I suspected Stan’s hand in this. It seemed just the kind of ostentatious, macho display that he would naturally imagine. But somehow, assembly of the pile of burnables—in a spot safely distant from all buildings and vehicles—had begun while Stan was still out on the road with Nellie, using the Impala to pick up her immediate family in Centerdale—Mamãe, Papai, and three of her sibs—for the celebration. And really, there were too many people bustling about for me to fasten correctly on any individual as the instigator. Maybe the idea had arisen spontaneously among several brains. By the time I took notice of the bonfire’s construction, it was well under way and many hands were involved.
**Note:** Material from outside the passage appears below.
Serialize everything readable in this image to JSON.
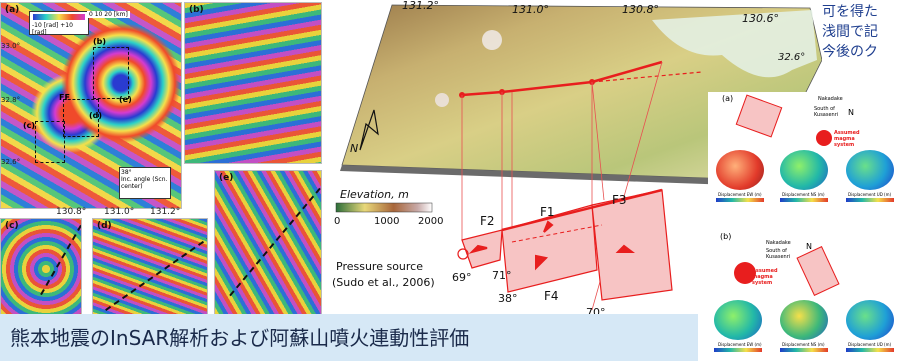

Besides the six of us who normally lived at the lodge, the place was swarming with all our contractors, their crews, and, for all I knew, the former spouses and adopted kids of their various office staffs, whom I had never met. It was four in the afternoon on the late-September day when all the work was officially considered done. The last task remaining before we would be able to open for business was to hire our on-site workers.
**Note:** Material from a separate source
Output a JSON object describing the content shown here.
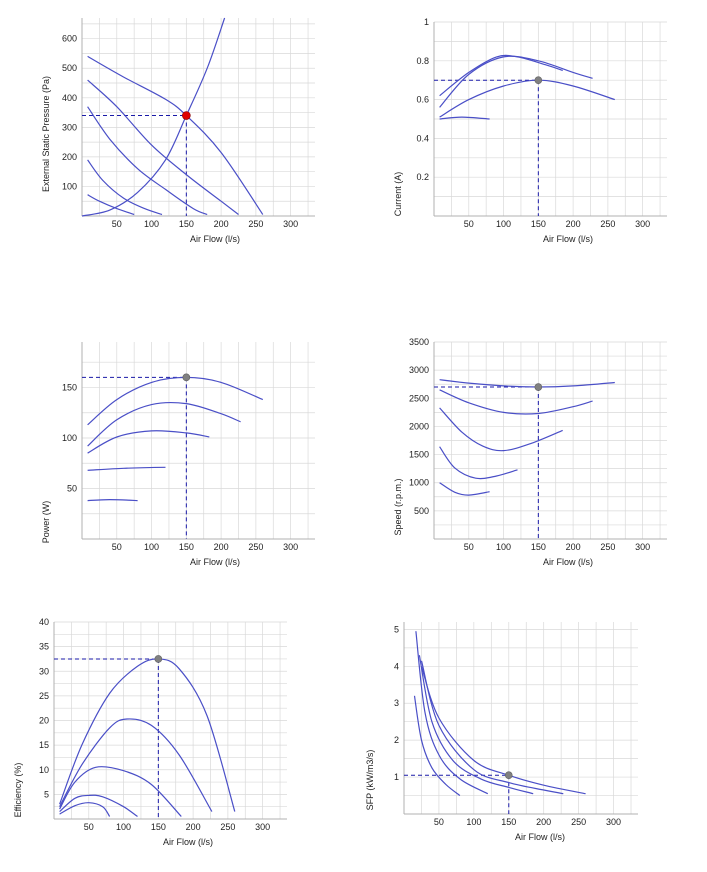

I had deliberately put off interviewing people till now, despite Nellie’s quite logical assertion that interviews could go on concurrently with construction. I figured that the longer I stalled this farce, the closer we might get to hooking Nancarrow and succeeding with our scam, all without actually having to conduct a motel business. But still, all these many days after Ray had launched our seductive disinformation online, we had nary a bite. So now I had to pretend to be interested in hiring cooks and busboys and lifeguards and housekeepers.